Short communication: Analysis of self-describing gridded geoscience data with netCDF Operators (NCO)

  • Authors:
  • Charles S. Zender

  • Affiliations:
  • Department of Earth System Science, University of California, Irvine, CA 92697-3100, USA

  • Venue:
  • Environmental Modelling & Software
  • Year:
  • 2008

Quantified Score

Hi-index 0.00

Visualization

Abstract

The netCDF Operator (NCO) software facilitates manipulation and analysis of gridded geoscience data stored in the self-describing netCDF format. NCO is optimized to efficiently analyze large multi-dimensional data sets spanning many files. Researchers and data centers often use NCO to analyze and serve observed and modeled geoscience data including satellite observations and weather, air quality, and climate forecasts. NCO's functionality includes shared memory threading, a message-passing interface, network transparency, and an interpreted language parser. NCO treats data files as a high level data type whose contents may be simultaneously manipulated by a single command.

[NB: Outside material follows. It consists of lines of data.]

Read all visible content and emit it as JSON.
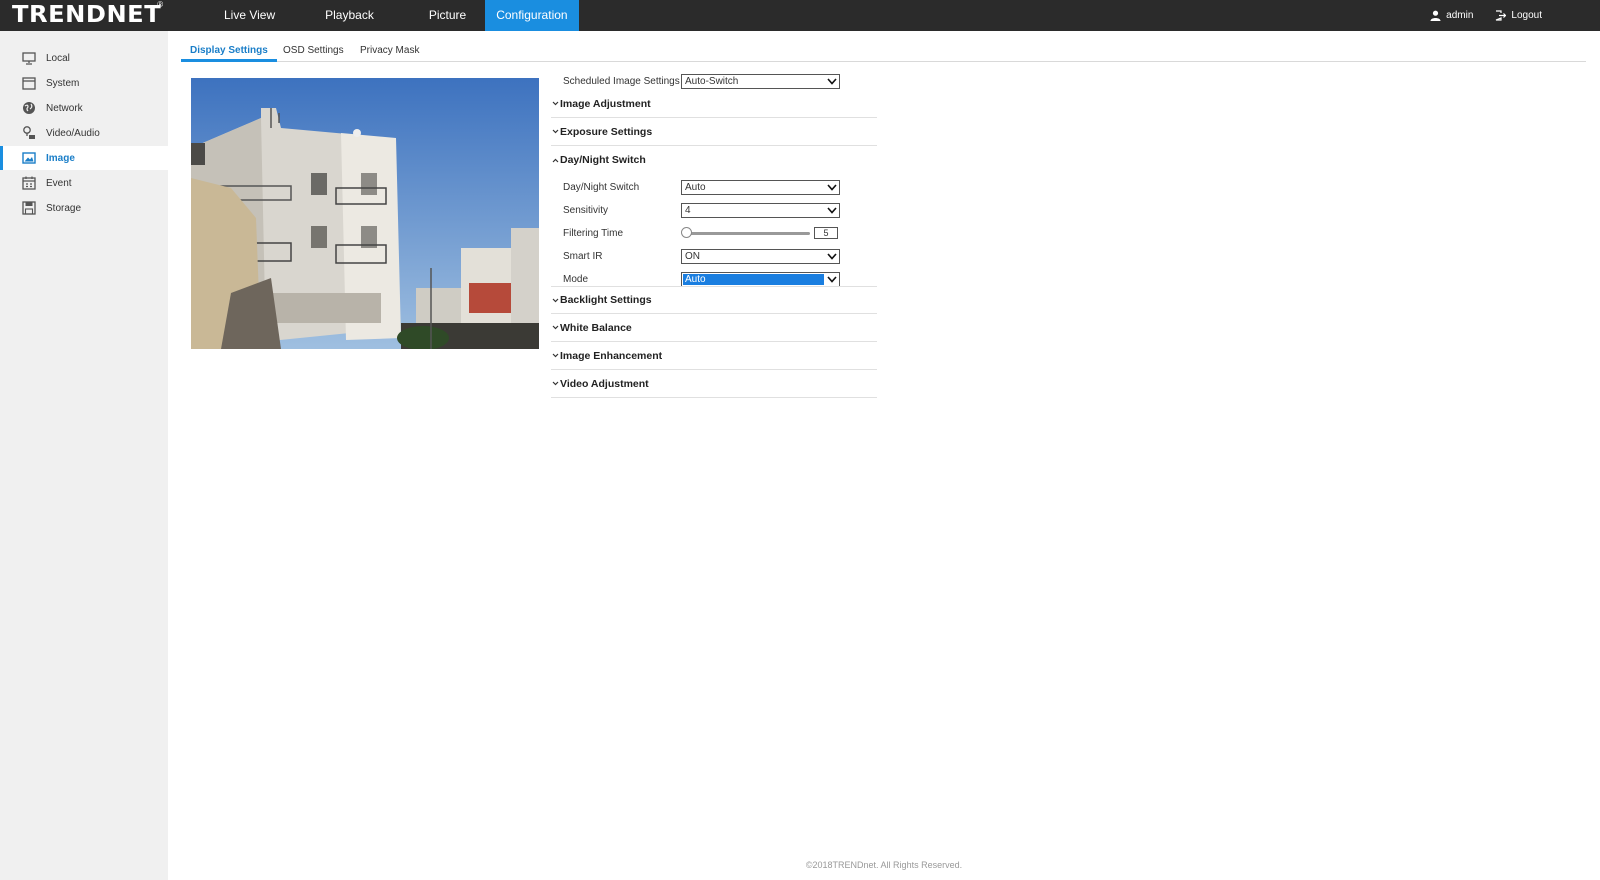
{
  "brand": {
    "logo_text": "TRENDNET",
    "registered": "®"
  },
  "nav": {
    "items": [
      "Live View",
      "Playback",
      "Picture",
      "Configuration"
    ],
    "active": "Configuration"
  },
  "user": {
    "name": "admin",
    "logout": "Logout"
  },
  "sidebar": {
    "items": [
      {
        "label": "Local",
        "icon": "monitor-icon"
      },
      {
        "label": "System",
        "icon": "window-icon"
      },
      {
        "label": "Network",
        "icon": "globe-icon"
      },
      {
        "label": "Video/Audio",
        "icon": "mic-camera-icon"
      },
      {
        "label": "Image",
        "icon": "image-icon"
      },
      {
        "label": "Event",
        "icon": "calendar-icon"
      },
      {
        "label": "Storage",
        "icon": "storage-icon"
      }
    ],
    "active": "Image"
  },
  "tabs": [
    "Display Settings",
    "OSD Settings",
    "Privacy Mask"
  ],
  "settings": {
    "scheduled_label": "Scheduled Image Settings",
    "scheduled_value": "Auto-Switch",
    "sections": {
      "image_adjustment": "Image Adjustment",
      "exposure_settings": "Exposure Settings",
      "day_night_switch": "Day/Night Switch",
      "backlight_settings": "Backlight Settings",
      "white_balance": "White Balance",
      "image_enhancement": "Image Enhancement",
      "video_adjustment": "Video Adjustment"
    },
    "day_night": {
      "switch_label": "Day/Night Switch",
      "switch_value": "Auto",
      "sensitivity_label": "Sensitivity",
      "sensitivity_value": "4",
      "filtering_label": "Filtering Time",
      "filtering_value": "5",
      "smart_ir_label": "Smart IR",
      "smart_ir_value": "ON",
      "mode_label": "Mode",
      "mode_value": "Auto"
    }
  },
  "footer": "©2018TRENDnet. All Rights Reserved.",
  "colors": {
    "accent": "#1a8ee0",
    "topbar": "#2b2b2b",
    "sidebar": "#f0f0f0"
  }
}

Institutions and data portals often use NCO for middleware to hyperslab and aggregate data set requests, while scientific researchers use NCO to perform three general functions: arithmetic operations, data permutation and compression, and metadata editing. We describe NCO's design philosophy and primary features, illustrate techniques to solve common geoscience and environmental data analysis problems, and suggest ways to design gridded data sets that can ease their subsequent analysis.